Much of Baltimore's business and government communit turned out last night to learn the wisdom of W. Edwards Deming, the American management consultant who is credited with revolutionizing Japanese industry after World War II.
And for their trouble, they were treated as rather dense pupils.
Talking to a standing-room-only crowd at the School of Continuing Education of Johns Hopkins University, the 91-year-old Mr. Deming started his lecture by asking the audience to identify the difference between the United States and Japan.
It was painfully clear, however, that most of the answers did not make the grade.
One person said the difference was that the Japanese had a work ethic. "As long as we think that, we're going to be licked," Mr. Deming replied.
There is more government and business cooperation, another said. "The government has nothing to do with it," he said.
Still another person credited patience. Mr. Deming grimaced and said: "I suppose" and then ordered the group to "work on my question."
"There's something else I want," Mr. Deming said. "I'm going to sit here until I get it."
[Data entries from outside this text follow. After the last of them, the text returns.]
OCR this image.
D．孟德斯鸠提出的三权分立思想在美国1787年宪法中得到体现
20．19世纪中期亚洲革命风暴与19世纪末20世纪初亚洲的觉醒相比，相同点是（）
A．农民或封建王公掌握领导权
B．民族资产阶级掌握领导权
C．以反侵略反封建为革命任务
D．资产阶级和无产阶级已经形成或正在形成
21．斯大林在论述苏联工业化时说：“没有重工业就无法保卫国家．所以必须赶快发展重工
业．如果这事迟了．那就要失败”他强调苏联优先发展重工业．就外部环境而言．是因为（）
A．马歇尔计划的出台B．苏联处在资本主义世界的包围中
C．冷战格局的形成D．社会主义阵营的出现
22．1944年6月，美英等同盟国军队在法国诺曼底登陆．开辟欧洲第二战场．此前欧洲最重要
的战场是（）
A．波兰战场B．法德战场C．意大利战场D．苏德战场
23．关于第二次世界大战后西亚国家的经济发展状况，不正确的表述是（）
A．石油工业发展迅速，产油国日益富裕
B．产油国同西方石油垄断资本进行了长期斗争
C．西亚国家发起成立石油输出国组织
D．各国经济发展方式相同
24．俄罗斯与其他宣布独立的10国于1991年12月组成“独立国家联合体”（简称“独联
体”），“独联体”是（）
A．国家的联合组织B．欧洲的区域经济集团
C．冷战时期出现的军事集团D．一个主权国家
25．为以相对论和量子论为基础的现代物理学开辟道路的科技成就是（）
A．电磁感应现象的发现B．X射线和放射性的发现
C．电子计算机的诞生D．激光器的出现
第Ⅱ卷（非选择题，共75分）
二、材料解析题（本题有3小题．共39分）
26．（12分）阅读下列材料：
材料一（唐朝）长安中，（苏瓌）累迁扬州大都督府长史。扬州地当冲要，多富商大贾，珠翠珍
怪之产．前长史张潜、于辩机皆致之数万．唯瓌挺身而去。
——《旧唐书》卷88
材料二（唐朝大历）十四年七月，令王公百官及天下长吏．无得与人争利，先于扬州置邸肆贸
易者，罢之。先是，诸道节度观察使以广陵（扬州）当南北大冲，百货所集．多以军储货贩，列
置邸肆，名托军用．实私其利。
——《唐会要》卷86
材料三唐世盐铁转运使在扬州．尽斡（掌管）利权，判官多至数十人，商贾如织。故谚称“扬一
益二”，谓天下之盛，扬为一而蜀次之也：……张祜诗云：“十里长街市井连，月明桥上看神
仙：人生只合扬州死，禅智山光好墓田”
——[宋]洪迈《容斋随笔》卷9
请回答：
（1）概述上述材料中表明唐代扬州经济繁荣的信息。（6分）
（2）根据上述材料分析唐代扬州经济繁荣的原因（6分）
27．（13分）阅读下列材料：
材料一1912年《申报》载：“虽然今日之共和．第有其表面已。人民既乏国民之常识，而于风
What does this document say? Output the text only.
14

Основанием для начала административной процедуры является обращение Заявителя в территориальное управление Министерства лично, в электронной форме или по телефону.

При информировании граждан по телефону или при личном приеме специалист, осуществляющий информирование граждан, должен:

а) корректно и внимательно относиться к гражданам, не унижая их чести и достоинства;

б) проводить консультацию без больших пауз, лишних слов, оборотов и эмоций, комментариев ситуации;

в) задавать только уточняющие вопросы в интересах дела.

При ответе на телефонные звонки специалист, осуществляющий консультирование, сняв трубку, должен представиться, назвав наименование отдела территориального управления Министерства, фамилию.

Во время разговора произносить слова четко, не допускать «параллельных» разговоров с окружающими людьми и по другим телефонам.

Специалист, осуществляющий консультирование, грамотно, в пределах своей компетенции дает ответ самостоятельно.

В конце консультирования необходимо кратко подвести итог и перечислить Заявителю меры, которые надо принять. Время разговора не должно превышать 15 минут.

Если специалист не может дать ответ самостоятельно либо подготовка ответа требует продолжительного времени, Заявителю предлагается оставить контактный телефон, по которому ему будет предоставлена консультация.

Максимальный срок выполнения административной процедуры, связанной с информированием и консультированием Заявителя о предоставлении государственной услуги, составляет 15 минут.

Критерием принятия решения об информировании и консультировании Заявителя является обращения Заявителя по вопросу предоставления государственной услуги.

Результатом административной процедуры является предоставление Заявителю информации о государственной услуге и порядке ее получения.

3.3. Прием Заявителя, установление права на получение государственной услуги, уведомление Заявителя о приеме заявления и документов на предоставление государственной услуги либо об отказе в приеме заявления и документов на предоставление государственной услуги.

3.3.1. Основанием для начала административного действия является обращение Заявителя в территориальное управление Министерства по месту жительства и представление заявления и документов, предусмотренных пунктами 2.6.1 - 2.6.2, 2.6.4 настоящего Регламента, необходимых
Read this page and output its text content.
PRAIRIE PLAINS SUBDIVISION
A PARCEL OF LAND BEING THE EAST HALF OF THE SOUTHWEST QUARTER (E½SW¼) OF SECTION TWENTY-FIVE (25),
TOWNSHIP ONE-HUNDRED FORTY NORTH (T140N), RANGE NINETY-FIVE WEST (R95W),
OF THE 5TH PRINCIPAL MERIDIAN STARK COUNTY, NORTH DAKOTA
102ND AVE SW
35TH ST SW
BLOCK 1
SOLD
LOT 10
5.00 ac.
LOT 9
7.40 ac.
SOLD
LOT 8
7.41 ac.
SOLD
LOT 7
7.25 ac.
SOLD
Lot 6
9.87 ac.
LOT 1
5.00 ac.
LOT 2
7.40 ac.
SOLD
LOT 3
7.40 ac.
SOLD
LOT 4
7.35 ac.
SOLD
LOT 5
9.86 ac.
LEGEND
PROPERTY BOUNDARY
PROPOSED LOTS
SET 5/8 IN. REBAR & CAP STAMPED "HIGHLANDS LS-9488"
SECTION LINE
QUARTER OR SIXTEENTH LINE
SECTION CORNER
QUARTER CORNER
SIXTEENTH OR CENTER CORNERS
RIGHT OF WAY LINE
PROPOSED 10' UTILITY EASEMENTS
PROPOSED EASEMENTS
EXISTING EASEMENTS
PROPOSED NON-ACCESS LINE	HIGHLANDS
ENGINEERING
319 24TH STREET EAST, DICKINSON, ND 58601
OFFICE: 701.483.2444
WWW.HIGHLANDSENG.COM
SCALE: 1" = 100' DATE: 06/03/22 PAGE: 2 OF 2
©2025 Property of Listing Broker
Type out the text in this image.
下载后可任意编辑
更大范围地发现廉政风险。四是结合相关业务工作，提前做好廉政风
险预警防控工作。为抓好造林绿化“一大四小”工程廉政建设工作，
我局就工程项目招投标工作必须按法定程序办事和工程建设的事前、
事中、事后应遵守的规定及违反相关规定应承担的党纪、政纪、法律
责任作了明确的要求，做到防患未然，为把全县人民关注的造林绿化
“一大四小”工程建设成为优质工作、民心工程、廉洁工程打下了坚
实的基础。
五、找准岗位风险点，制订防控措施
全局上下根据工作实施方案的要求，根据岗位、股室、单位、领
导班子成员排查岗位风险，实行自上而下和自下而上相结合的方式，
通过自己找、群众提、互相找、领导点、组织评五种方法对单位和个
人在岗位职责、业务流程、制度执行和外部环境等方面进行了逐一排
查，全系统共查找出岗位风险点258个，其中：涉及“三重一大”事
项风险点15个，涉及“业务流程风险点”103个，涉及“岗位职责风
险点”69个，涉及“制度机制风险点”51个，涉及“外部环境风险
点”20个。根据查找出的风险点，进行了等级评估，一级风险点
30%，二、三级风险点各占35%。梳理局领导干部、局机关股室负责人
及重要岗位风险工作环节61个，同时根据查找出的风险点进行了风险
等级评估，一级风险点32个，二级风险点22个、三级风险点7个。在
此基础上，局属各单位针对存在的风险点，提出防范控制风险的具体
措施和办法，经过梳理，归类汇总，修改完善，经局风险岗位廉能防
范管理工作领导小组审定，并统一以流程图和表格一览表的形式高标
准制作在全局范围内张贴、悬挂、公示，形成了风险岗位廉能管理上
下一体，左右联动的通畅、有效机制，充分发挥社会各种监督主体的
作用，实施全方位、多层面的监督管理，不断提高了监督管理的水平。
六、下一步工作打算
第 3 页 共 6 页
Finally, he relented. "The difference is management of people," he said. "We destroy our people and in Japan, people are jewels."
The key to effective management is to have a system with an aim that is controlled. "Left to themselves, the different segments become competitive and they ruin the whole thing," ** Mr. Deming said.
He criticized American business for paying too much attention to the things that can be measured -- profits, sales and market share -- and not to the things that can't be measured, such as the benefits of training and the proper treatment of employees.
Mr. Deming, whose initial training was in mathematics and physics, is credited with helping revitalize Japanese industry after World War II. In response, the Union of Japanese Scientists and Engineers created the Deming Prize to recognize achievements in quality.